Hal itu tentu saja terdengar oleh telinga Marvin dan dua orang yang sedang mengendap-endap bersamanya. Rasanya ia geram sekali, ingin segera membekuk wanita itu tapi Ken masih menahannya
"Apa lagi yang ingin kau ambil dariku? Bukankah semua sudah kau miliki sejak dulu? Perusahaan, kasih sayang papa dan mama, harga diri, ketenaran, semua sudah ada dalam genggaman mu. Lalu apa lagi yang kurang?" Kali ini Lisa yang membuka suara.
Gadis itu sudah nampak sedikit kacau keadaannya. Tatanan rambutnya yang indah sudah tidak berbentuk lagi karena sejak berdebat dengan kakaknya tadi ia sudah mendapat perlakuan kasar. Rambutnya dijambak, serta gaunnya sudah sobek disana sini.

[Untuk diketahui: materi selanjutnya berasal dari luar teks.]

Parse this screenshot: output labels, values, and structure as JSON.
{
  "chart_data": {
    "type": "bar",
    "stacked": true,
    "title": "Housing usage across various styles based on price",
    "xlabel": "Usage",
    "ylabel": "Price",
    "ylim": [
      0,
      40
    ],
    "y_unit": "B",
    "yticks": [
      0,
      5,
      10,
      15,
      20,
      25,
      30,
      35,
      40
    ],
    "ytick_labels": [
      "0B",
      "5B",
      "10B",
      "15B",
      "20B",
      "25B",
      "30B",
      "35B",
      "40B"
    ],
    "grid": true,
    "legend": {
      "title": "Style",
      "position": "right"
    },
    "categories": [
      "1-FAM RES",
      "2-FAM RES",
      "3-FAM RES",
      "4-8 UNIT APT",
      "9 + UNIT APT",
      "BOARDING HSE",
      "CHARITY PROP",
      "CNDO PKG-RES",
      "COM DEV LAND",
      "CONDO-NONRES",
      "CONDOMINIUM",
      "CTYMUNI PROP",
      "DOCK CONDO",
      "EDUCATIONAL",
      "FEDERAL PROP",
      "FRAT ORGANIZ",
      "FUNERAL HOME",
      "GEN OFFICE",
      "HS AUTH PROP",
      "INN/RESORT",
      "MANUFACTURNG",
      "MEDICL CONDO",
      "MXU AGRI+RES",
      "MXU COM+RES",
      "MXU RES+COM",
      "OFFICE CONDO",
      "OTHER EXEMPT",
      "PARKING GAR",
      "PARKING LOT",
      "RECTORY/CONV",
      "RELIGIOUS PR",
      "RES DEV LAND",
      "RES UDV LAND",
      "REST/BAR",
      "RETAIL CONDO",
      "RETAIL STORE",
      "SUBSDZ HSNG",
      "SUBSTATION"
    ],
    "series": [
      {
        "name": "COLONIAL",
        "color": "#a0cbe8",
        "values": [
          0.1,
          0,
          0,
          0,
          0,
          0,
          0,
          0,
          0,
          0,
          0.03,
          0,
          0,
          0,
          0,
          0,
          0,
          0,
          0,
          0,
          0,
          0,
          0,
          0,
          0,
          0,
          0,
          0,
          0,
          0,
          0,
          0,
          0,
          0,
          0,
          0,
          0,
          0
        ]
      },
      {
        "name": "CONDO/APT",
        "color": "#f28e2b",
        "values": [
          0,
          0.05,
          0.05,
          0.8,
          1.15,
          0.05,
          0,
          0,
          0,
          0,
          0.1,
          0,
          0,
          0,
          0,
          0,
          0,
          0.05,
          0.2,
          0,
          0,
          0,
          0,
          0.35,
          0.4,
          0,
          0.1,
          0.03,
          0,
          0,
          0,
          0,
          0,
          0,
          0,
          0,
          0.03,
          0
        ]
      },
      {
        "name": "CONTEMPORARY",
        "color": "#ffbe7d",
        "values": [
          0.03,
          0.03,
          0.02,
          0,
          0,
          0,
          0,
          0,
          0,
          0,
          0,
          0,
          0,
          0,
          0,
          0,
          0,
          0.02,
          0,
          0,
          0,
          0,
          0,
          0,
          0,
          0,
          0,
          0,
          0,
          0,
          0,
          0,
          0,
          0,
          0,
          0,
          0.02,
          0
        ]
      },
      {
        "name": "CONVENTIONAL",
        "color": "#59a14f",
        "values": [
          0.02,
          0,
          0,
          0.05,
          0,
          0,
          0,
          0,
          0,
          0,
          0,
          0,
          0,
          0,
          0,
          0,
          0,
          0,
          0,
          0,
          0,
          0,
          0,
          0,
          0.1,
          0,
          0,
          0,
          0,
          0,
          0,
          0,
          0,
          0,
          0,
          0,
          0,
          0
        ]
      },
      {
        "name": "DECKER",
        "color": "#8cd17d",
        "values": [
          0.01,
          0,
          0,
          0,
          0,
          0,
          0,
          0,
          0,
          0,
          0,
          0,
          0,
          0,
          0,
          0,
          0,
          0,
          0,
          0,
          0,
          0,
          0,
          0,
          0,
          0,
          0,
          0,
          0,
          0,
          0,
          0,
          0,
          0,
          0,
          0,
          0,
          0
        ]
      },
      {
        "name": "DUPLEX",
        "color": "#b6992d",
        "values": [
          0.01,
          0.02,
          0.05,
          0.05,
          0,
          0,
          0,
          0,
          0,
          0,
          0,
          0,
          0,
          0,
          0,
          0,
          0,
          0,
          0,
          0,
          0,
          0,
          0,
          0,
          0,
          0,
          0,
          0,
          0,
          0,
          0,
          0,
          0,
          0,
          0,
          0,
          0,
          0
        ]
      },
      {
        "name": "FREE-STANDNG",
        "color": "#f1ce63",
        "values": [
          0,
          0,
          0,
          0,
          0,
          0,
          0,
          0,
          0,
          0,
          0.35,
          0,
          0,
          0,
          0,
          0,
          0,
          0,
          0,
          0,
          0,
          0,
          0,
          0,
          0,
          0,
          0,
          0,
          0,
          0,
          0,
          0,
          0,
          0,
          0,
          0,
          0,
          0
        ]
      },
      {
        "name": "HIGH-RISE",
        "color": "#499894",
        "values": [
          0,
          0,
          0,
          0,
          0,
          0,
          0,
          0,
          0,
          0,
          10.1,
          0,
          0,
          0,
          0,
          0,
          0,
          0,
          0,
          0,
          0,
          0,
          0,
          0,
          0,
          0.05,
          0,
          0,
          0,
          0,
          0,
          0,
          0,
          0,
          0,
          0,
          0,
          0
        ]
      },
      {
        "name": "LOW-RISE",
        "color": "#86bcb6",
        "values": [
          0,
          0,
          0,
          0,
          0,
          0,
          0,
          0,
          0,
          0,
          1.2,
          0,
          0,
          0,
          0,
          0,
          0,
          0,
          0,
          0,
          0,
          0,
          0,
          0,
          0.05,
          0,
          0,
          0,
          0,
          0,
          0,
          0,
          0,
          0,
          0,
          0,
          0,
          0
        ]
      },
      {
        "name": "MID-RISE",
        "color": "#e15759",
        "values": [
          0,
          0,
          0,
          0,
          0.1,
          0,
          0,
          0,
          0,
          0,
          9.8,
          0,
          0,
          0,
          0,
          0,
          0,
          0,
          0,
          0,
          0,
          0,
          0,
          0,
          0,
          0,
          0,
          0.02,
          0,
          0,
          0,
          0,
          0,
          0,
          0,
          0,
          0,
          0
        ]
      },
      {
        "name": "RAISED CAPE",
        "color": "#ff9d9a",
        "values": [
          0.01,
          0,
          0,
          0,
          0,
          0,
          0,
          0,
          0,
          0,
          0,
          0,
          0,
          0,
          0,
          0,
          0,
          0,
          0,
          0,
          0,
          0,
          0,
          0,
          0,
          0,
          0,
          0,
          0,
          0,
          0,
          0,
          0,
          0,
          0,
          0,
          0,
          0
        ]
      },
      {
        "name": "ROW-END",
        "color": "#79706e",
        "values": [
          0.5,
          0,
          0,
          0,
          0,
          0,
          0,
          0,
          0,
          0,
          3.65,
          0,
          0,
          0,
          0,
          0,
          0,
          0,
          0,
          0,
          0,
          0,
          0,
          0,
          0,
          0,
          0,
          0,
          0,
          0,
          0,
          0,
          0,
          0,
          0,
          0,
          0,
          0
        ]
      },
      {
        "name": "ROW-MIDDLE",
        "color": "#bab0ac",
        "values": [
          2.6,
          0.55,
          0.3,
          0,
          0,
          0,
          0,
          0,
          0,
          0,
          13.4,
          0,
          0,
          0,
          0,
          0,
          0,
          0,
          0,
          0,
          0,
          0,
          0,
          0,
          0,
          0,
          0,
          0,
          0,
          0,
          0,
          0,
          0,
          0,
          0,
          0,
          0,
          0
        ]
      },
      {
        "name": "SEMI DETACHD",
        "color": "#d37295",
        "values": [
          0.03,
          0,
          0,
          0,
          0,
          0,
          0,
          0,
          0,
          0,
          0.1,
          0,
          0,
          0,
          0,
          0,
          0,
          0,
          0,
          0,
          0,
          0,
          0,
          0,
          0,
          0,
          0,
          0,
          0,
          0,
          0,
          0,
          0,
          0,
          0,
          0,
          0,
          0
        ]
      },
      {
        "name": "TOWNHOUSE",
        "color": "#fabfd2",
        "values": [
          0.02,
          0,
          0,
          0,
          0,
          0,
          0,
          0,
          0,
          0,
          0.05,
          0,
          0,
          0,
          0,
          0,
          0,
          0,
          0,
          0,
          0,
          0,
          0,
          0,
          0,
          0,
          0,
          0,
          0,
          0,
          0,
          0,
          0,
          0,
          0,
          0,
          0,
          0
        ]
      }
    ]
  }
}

"Aku ingin menghancurkan wajahmu yang menyebalkan itu, Lisa sayang. Sudah sejak lama aku ingin melakukannya, tapi aku mencoba menahannya. Dan sekarang, setelah mengambil tuan Marvin dariku, aku tidak bisa lagi menahan diriku." Stevi menyeringai licik.
"Apa ... apa yang akan kau lakukan?" Lisa sedikit ketakutan saat Stevi melangkah maju dan mengangkat benda tajam ditangannya.
"HENTIKAN KEGILAAN MU!" teriak Marvin saat melihat gadis itu bermain-main dengan benda itu. Ia tidak bisa lagi menahan dirinya. Persetan dengan Hanggara, jika sampai disini ia masih tidak bisa melihat kebenaran tentang Lisa, itu benar-benar keterlaluan.
Suara Marvin yang begitu keras sontak saja membuat ketiga wanita itu menoleh kearahnya. Bukan hanya Stevi yang terkejut. Maria dan Elisa pun sama terkejutnya. Tapi ada sedikit rasa lega yang tetasa menyelimutinya. Setidaknya sekarang ia memiliki harapan atas kedatangan Marvin.
Tapi sayangnya, Stevi dengan cepat berpindah kebelakang Elisa dan melingkarkan tangannya yang memegang benda tajam itu dileher Lisa. Maria pun langsung berteriak histeris karenanya.